As a conscientious father, I believe it is my responsibility to shelter my kids from needless pressures, to give them a perspective on life that they can comprehend without feeling afraid or overwhelmed. But let’s face it, it is a scary time in the world, and as my kids grow older they experience anxiety dreams from time to time.
So you can imagine my consternation when I discovered that I am the root cause of their worries.
I discovered it this way. During a lively conversation over dinner my younger son told of a recent nightmare. In his terrifying dream he was playing on the computer and did something to cause an ominous window to pop up. The window said—and I am paraphrasing here based on my own extensive knowledge of computers—Windows has stopped responding for no apparent reason. This computer will shut down your life in 15 . . . 14 . . . 13 . . .
I tried to reassure him. “Computers can be frustrating, but there is nothing to be frightened of,” I lied.
“Oh I wasn’t afraid of the computer, Dad,” he explained. “I was afraid that you would be mad at me for breaking it.”
My daughter then relayed her own bad dream where she was anxiously hiding a Kangaroo in the bathroom in the hopes that I would not get angry at her for harboring a pet Kangaroo in the bathroom.
My older son chimed in too. He told of a nightmare in which he couldn’t locate an important homework assignment. This sounded much more like reality than a dream to me, and I told him so.
“I know,” he said, “and I dreamed that you were yelling at me for losing my homework again.”
“When did I become such an ogre?” I asked rhetorically.
“Let’s see,” mused my older son, “when were the dinosaurs again?”
He doesn’t remember, but sixty million years ago, when he was a baby, he woke up in the middle of the night crying. It was a wail of discomfort, or perhaps a sharp grip of fear; as a new father I didn’t know which.
I came to his crib and lifted him gently into my arms. He was light like an angel feather then. But his tears were desperate, as if they were driven from a formless nightmare.

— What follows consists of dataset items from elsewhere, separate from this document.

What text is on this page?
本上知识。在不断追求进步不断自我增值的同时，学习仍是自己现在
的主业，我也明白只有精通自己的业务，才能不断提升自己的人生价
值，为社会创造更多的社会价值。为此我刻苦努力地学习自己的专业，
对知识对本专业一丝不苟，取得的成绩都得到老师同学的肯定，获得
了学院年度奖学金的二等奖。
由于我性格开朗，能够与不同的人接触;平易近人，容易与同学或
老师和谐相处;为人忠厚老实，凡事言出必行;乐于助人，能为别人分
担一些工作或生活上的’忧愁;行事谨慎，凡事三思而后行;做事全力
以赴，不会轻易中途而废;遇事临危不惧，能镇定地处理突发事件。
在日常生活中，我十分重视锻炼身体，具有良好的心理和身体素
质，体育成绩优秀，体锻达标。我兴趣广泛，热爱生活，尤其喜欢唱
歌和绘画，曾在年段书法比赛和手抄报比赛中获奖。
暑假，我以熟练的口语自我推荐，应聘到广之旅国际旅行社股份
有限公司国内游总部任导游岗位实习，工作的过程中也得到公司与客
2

In the dark we sat in a big armchair together. I reclined slightly, with my arms on the wide rests and my and hands clasped comfortably on my lap. My son nestled in the crook of my arm with his tiny head upon my breast and his feet held sure within my hands. It was an effortless position that fit us both well.
Before long, his crying subsided into broken shafts of air. The dinosaurs and other primordial demons recoiled in the awareness that this child was not alone, nor would ever be. And with rhythm and order restored to his world, he fell into safe sleep once more.

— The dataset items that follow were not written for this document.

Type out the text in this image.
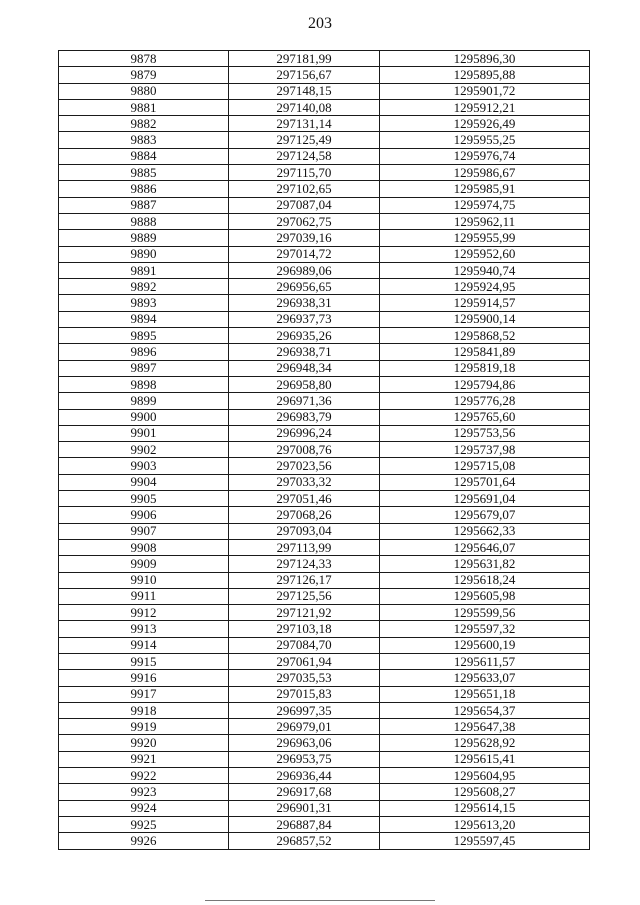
203
9878	297181,99	1295896,30
9879	297156,67	1295895,88
9880	297148,15	1295901,72
9881	297140,08	1295912,21
9882	297131,14	1295926,49
9883	297125,49	1295955,25
9884	297124,58	1295976,74
9885	297115,70	1295986,67
9886	297102,65	1295985,91
9887	297087,04	1295974,75
9888	297062,75	1295962,11
9889	297039,16	1295955,99
9890	297014,72	1295952,60
9891	296989,06	1295940,74
9892	296956,65	1295924,95
9893	296938,31	1295914,57
9894	296937,73	1295900,14
9895	296935,26	1295868,52
9896	296938,71	1295841,89
9897	296948,34	1295819,18
9898	296958,80	1295794,86
9899	296971,36	1295776,28
9900	296983,79	1295765,60
9901	296996,24	1295753,56
9902	297008,76	1295737,98
9903	297023,56	1295715,08
9904	297033,32	1295701,64
9905	297051,46	1295691,04
9906	297068,26	1295679,07
9907	297093,04	1295662,33
9908	297113,99	1295646,07
9909	297124,33	1295631,82
9910	297126,17	1295618,24
9911	297125,56	1295605,98
9912	297121,92	1295599,56
9913	297103,18	1295597,32
9914	297084,70	1295600,19
9915	297061,94	1295611,57
9916	297035,53	1295633,07
9917	297015,83	1295651,18
9918	296997,35	1295654,37
9919	296979,01	1295647,38
9920	296963,06	1295628,92
9921	296953,75	1295615,41
9922	296936,44	1295604,95
9923	296917,68	1295608,27
9924	296901,31	1295614,15
9925	296887,84	1295613,20
9926	296857,52	1295597,45
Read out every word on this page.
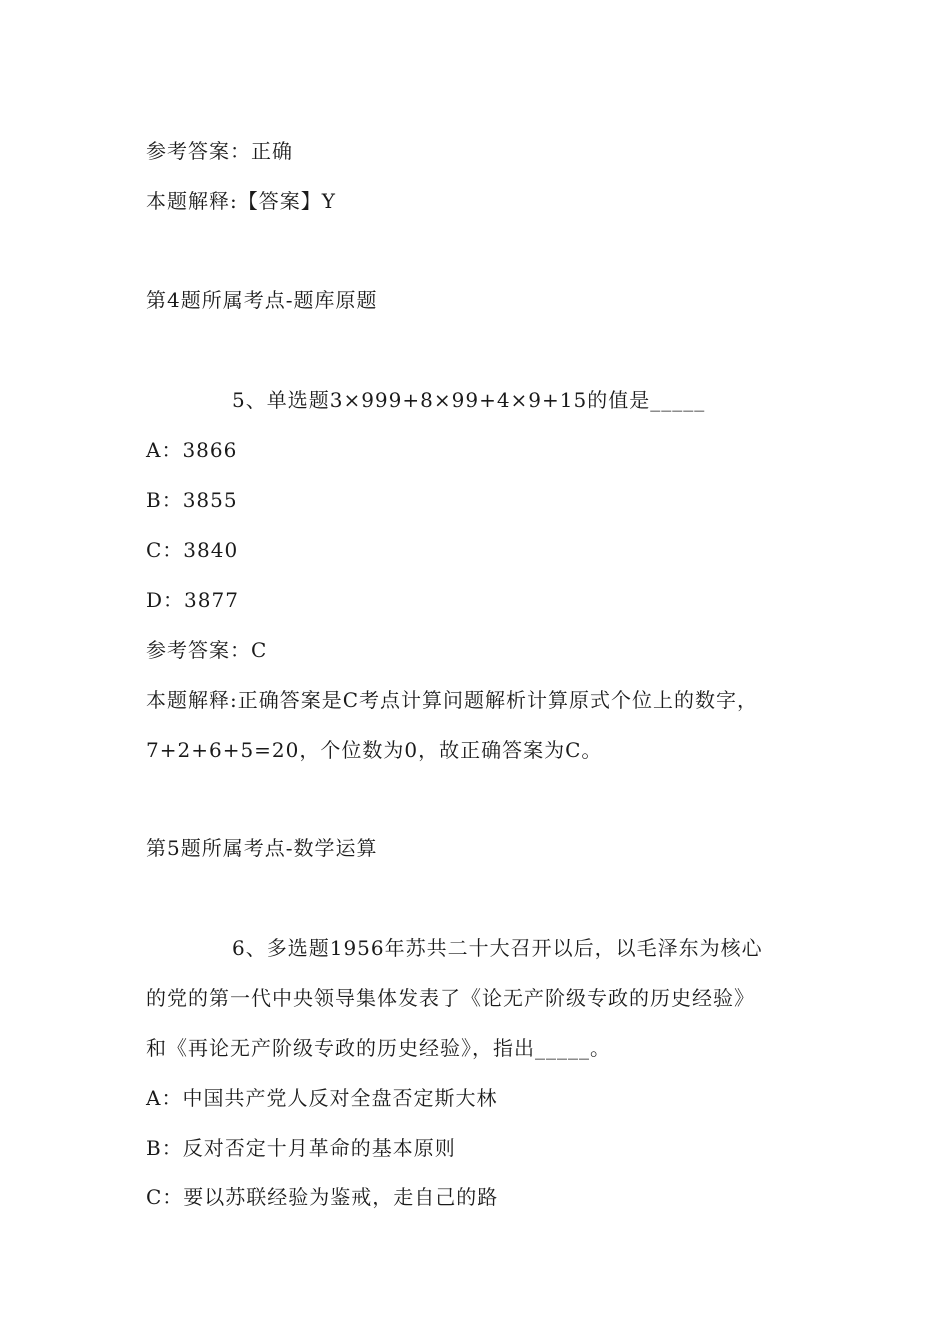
参考答案：正确
本题解释:【答案】Y
第4题所属考点-题库原题
5、单选题3×999+8×99+4×9+15的值是_____
A：3866
B：3855
C：3840
D：3877
参考答案：C
本题解释:正确答案是C考点计算问题解析计算原式个位上的数字，
7+2+6+5=20，个位数为0，故正确答案为C。
第5题所属考点-数学运算
6、多选题1956年苏共二十大召开以后，以毛泽东为核心
的党的第一代中央领导集体发表了《论无产阶级专政的历史经验》
和《再论无产阶级专政的历史经验》，指出_____。
A：中国共产党人反对全盘否定斯大林
B：反对否定十月革命的基本原则
C：要以苏联经验为鉴戒，走自己的路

For a while, we breathed effortlessly together in the darkness, his head rising and falling gently against my chest, his small body rolling to his own essential swells of living. His pulse was against mine and mine against his, not in time, not out of time, but together, until I could no longer feel where my body ended and his began.
With my eyes shut, I too began to drift away. And then my soft inhales caught a familiar scent, a sweet bygone musky smell, like apples stored in a dusty cellar or chocolate tucked out of reach in a cedar pantry.

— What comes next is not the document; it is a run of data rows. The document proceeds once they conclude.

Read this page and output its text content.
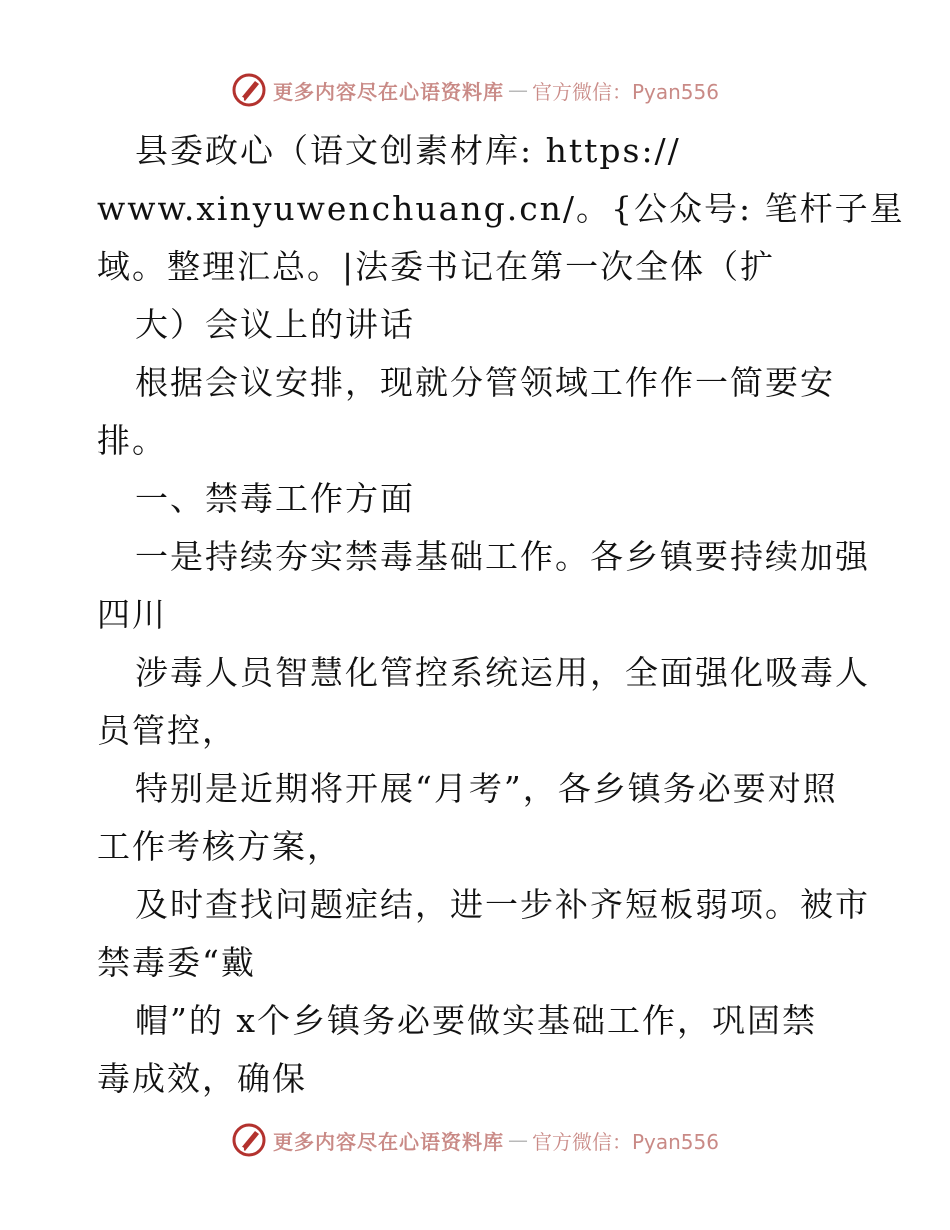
更多内容尽在心语资料库 — 官方微信：Pyan556
县委政心（语文创素材库: https://
www.xinyuwenchuang.cn/。{公众号: 笔杆子星
域。整理汇总。|法委书记在第一次全体（扩
大）会议上的讲话
根据会议安排，现就分管领域工作作一简要安
排。
一、禁毒工作方面
一是持续夯实禁毒基础工作。各乡镇要持续加强
四川
涉毒人员智慧化管控系统运用，全面强化吸毒人
员管控，
特别是近期将开展“月考”，各乡镇务必要对照
工作考核方案，
及时查找问题症结，进一步补齐短板弱项。被市
禁毒委“戴
帽”的 x个乡镇务必要做实基础工作，巩固禁
毒成效，确保
更多内容尽在心语资料库 — 官方微信：Pyan556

The smell was my father. I was in his arms, my head on his solid chest. His strong hands clasped around my feet, giving me foundation. I was just a boy. But I felt warm and safe.
That night in the armchair, we slept as one, my father, my son, and I. And I cried in the morning when I woke, for no apparent reason.
But that was long ago, when the dinosaurs roamed.
That was before I became a mythical ogre and learned that a decent father doesn’t really earn respect until his children hold their first born in their arms at night and secretly wonder how they are going to manage.